La loi sur les droits des patients stipule que vous devez toujours donner votre consentement explicite pour tout traitement : guérison, sauvetage, prolongation de la vie, palliatif, ...

Si vous n'êtes pas suffisamment habilité(e) ou insuffisamment informé(e) des avantages et des inconvénients d'une thérapie particulière, le médecin peut alors lancer unilatéralement un traitement pour lequel vous n'avez pas donné votre accord. C'est pourquoi la déclaration anticipée négative a été créée.

Avec ce document, vous pouvez enregistrer les examens ou traitements que vous ne souhaitez plus recevoir si vous ne pouvez plus le demander vous-même en raison d'une incapacité mentale : en cas de coma, de démence, de confusion, de tumeur au cerveau, etc.

Cela peut impliquer le refus d'administrer artificiellement des aliments et des liquides, la réanimation, la respiration artificielle, des antibiotiques, un scanner, un examen IRM,...

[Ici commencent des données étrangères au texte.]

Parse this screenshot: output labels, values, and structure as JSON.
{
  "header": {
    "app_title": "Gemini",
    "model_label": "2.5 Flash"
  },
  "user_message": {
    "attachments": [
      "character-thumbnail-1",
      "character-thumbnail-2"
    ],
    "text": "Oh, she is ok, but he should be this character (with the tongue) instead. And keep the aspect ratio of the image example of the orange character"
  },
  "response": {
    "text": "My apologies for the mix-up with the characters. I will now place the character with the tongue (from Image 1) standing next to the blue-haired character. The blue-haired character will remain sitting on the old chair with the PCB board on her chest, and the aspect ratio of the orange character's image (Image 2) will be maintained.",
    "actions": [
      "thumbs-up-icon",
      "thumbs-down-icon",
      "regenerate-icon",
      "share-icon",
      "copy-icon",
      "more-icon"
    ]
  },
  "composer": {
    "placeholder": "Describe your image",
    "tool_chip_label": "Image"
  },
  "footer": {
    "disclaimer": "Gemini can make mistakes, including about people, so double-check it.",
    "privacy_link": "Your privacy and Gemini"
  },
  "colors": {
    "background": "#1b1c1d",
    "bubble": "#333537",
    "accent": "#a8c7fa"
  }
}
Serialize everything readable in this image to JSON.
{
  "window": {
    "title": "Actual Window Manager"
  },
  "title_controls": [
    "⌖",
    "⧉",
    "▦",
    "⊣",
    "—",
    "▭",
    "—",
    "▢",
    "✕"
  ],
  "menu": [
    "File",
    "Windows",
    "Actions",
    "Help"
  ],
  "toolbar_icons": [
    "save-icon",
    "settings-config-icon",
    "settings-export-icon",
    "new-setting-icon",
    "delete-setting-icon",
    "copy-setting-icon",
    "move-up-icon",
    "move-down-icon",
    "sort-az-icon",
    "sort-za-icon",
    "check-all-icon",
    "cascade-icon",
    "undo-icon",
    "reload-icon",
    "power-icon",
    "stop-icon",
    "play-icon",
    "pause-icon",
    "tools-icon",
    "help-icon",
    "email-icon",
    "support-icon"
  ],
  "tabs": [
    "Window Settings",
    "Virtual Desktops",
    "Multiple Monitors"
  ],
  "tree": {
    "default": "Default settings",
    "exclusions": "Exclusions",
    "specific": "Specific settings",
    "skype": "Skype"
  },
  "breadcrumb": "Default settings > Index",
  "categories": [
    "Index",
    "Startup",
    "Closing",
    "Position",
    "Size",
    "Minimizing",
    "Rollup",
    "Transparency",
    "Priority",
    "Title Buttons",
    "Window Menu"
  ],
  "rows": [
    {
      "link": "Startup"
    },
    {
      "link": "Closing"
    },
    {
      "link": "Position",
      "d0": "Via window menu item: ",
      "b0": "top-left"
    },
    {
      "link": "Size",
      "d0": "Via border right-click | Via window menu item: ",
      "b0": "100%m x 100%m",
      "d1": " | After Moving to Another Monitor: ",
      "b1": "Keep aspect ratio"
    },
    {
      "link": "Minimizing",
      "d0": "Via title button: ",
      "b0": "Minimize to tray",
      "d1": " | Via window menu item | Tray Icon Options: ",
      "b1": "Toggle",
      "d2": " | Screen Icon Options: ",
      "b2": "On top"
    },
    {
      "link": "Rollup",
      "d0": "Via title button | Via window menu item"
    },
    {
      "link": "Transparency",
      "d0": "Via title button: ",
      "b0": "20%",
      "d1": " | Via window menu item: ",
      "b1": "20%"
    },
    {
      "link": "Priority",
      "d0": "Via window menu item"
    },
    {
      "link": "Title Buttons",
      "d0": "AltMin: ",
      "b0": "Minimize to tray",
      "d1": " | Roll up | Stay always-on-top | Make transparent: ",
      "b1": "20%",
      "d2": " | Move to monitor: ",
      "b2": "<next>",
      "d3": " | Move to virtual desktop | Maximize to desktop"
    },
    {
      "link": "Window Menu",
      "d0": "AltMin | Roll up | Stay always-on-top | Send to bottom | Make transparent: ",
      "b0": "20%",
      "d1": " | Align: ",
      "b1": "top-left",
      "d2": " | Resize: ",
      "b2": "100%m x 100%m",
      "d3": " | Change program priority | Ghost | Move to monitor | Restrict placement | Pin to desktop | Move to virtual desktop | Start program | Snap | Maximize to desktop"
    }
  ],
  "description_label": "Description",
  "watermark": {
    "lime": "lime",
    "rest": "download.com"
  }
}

Nous parlons d'une « déclaration anticipée négative », car il s'agit de rejeter les traitements et les examens. Les médecins sont légalement tenus de respecter cela si vous l'avez enregistré à l'avance.

Un conseil supplémentaire est de mettre votre carte LEIF personnelle à côté de votre carte d’identité, sur laquelle toutes vos dernières volontés sont bien groupées.